After the questioning was done, the entertainer sat back in his chair, holding a slender cane that has been with him inside the courtroom each day to his chest. Cosby’s family was not in the courtroom to hear the judge’s decision.

The jury filed out almost within arm's reach of Andrea Constand, Cosby’s accuser. She stood respectfully, with a strained smile on her face. Afterwards, prosecutor Kevin Steele announced in court that he will retry Cosby.

During his closing statements, McMonagle admitted that Cosby strayed from his marriage—"When you dance outside your marriage, you’ve got to pay the band"—but also insisted that his client was innocent, "If at the end of a criminal trial you’ve got more questions than you’ve got answers, you’ve got reasonable doubt."
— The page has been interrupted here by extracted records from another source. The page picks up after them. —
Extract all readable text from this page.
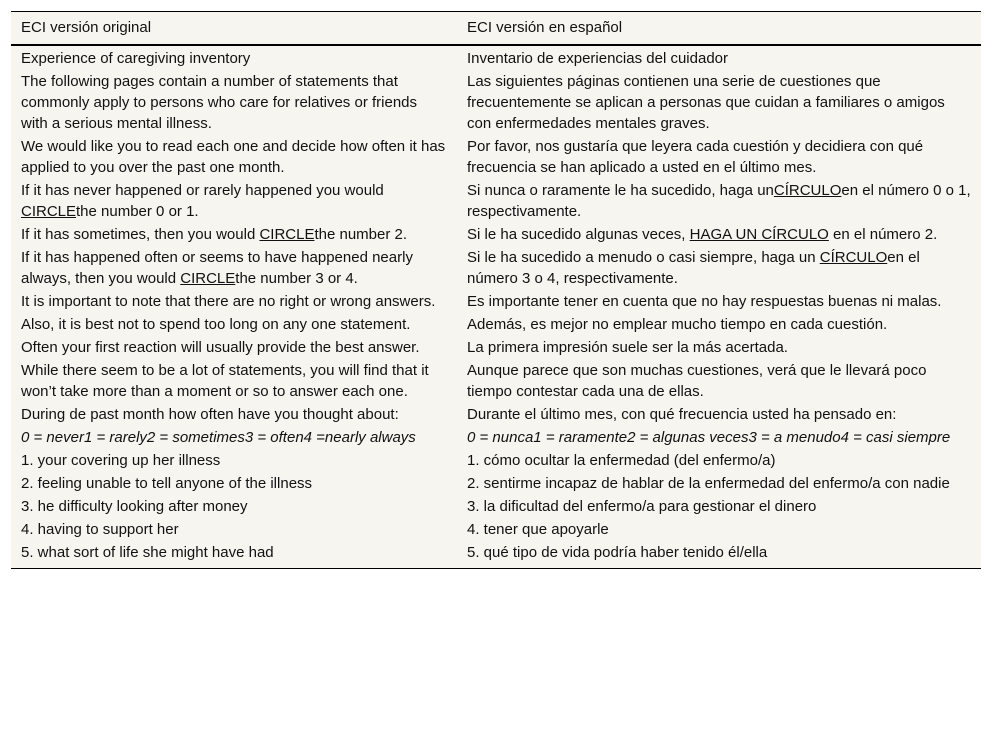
ECI versión original	ECI versión en español
Experience of caregiving inventory	Inventario de experiencias del cuidador
The following pages contain a number of statements that commonly apply to persons who care for relatives or friends with a serious mental illness.	Las siguientes páginas contienen una serie de cuestiones que frecuentemente se aplican a personas que cuidan a familiares o amigos con enfermedades mentales graves.
We would like you to read each one and decide how often it has applied to you over the past one month.	Por favor, nos gustaría que leyera cada cuestión y decidiera con qué frecuencia se han aplicado a usted en el último mes.
If it has never happened or rarely happened you would CIRCLEthe number 0 or 1.	Si nunca o raramente le ha sucedido, haga unCÍRCULOen el número 0 o 1, respectivamente.
If it has sometimes, then you would CIRCLEthe number 2.	Si le ha sucedido algunas veces, HAGA UN CÍRCULO en el número 2.
If it has happened often or seems to have happened nearly always, then you would CIRCLEthe number 3 or 4.	Si le ha sucedido a menudo o casi siempre, haga un CÍRCULOen el número 3 o 4, respectivamente.
It is important to note that there are no right or wrong answers.	Es importante tener en cuenta que no hay respuestas buenas ni malas.
Also, it is best not to spend too long on any one statement.	Además, es mejor no emplear mucho tiempo en cada cuestión.
Often your first reaction will usually provide the best answer.	La primera impresión suele ser la más acertada.
While there seem to be a lot of statements, you will find that it won’t take more than a moment or so to answer each one.	Aunque parece que son muchas cuestiones, verá que le llevará poco tiempo contestar cada una de ellas.
During de past month how often have you thought about:	Durante el último mes, con qué frecuencia usted ha pensado en:
0 = never1 = rarely2 = sometimes3 = often4 =nearly always	0 = nunca1 = raramente2 = algunas veces3 = a menudo4 = casi siempre
1. your covering up her illness	1. cómo ocultar la enfermedad (del enfermo/a)
2. feeling unable to tell anyone of the illness	2. sentirme incapaz de hablar de la enfermedad del enfermo/a con nadie
3. he difficulty looking after money	3. la dificultad del enfermo/a para gestionar el dinero
4. having to support her	4. tener que apoyarle
5. what sort of life she might have had	5. qué tipo de vida podría haber tenido él/ella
In his final remarks, D.A. Steele said to the jury, "This is a very straightforward case. If you have sexual relations with someone when they’re out, when they’re asleep, when they’re unconscious that’s a crime... I would suggest to you that Andrea Constand is a victim. A victim that has come before you and bared something very personal and very hard for us all to see."

Cosby, 79, did not testify during the trial. The charges against him are three felony charges of aggravated indecent assault. If he were convicted, he could face up to a 10 years in prison.